FIG. 10 is a main block diagram of an imaging state detection unit using the vibration detection device.

FIG. 11 is a flowchart illustrating an example of an imaging state notification operation when a camera shake is detected using the vibration detection device.

FIG. 12 is a block diagram illustrating a configuration example of a color processing circuit of a signal processing unit.

FIG. 13 is a distribution diagram illustrating an example of an integrated output distribution of a high frequency for AF used for camera shake detection.

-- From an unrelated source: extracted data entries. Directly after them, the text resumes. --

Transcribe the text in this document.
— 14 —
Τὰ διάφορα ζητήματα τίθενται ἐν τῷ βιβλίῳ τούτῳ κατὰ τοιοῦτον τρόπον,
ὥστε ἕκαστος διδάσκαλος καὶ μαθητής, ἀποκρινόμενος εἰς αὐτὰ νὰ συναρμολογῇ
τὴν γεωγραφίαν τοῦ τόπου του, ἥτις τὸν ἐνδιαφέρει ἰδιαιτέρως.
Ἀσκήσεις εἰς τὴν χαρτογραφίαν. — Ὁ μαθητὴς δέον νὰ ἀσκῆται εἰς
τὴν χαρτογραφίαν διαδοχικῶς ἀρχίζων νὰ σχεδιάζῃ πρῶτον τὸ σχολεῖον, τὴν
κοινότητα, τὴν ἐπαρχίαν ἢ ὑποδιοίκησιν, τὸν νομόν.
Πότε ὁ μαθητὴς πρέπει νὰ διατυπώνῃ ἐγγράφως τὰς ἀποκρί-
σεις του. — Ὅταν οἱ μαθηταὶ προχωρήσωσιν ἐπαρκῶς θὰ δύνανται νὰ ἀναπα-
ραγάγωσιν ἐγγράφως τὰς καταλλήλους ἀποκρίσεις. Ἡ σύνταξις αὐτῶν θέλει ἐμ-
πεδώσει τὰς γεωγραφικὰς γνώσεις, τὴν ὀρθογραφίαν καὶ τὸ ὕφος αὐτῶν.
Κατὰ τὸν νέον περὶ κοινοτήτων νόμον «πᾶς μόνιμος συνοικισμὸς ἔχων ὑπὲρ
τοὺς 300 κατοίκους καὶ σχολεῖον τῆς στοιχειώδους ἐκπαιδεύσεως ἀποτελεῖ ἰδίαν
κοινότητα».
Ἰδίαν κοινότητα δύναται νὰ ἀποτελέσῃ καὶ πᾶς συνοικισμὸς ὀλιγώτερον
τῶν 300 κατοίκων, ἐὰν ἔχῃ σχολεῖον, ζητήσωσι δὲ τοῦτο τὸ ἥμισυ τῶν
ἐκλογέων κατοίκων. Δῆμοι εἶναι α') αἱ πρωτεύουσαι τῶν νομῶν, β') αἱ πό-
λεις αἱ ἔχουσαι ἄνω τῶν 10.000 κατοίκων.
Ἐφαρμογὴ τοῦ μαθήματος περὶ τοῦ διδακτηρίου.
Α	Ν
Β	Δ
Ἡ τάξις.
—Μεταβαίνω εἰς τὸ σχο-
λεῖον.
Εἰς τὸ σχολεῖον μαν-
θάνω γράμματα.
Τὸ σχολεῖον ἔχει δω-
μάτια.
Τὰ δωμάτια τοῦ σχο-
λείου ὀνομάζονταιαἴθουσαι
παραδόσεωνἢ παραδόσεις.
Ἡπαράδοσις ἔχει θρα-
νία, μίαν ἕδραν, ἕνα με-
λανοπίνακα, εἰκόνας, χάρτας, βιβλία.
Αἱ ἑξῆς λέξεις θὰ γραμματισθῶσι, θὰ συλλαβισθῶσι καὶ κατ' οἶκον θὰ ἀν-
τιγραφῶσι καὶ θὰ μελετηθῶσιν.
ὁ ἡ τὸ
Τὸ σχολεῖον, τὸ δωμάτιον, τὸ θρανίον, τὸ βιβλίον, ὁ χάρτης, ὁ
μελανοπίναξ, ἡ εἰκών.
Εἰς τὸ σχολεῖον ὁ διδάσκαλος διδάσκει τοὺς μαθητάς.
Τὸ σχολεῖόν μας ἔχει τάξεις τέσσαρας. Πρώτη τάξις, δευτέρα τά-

FIG. 14 is a flowchart illustrating an example of an imaging state notification operation at the time of camera shake detection using AF high frequency.

[Explanation of symbols]

 Reference Signs List 40 display unit (display device) 51 memory card (recording medium) 100 digital camera (camera device) 211 imaging condition acquisition unit 212 imaging environment condition detection unit 213 imaging condition output unit (output unit) 221 imaging state detection unit 222 imaging state analysis Means 223 Imaging state notification means (notification means)

Claims (8)

[Claims] 1. A camera device for recording a captured subject image on a recording medium, comprising: an imaging condition acquisition unit configured to acquire an imaging condition set during operation of the camera device; A notifying unit for notifying the obtained imaging condition at the time of imaging, and a camera device comprising: 2. An imaging environment condition detecting unit for detecting an imaging environment condition, wherein the notifying unit notifies the imaging condition and the imaging environment condition at the time of imaging obtained by the imaging environment condition detecting unit. The camera device according to claim 1, wherein: 3. The camera device according to claim 1, wherein the notifying unit notifies an imaging condition during an operation of recording the subject image on the recording medium. 4. A camera device for capturing a subject image and recording the captured image on a recording medium, comprising: an imaging state determination unit configured to determine an imaging state at the time of imaging; A camera device comprising: a notifying unit that notifies an imaging state. 5. The camera device according to claim 4, wherein the imaging state determination unit determines the imaging state based on an output from a detection device that physically detects the imaging state. 6. The electronic camera device according to claim 4, wherein said imaging state determination means determines an imaging state from data obtained based on image data obtained in a process of capturing a subject image by the camera device. 7. The camera device according to claim 1, wherein the notifying unit notifies an imaging condition or an imaging state at the time of the imaging by a voice output message. 8. The camera device according to claim 1, wherein the notifying unit notifies the imaging condition or the imaging state at the time of the imaging by a display output message.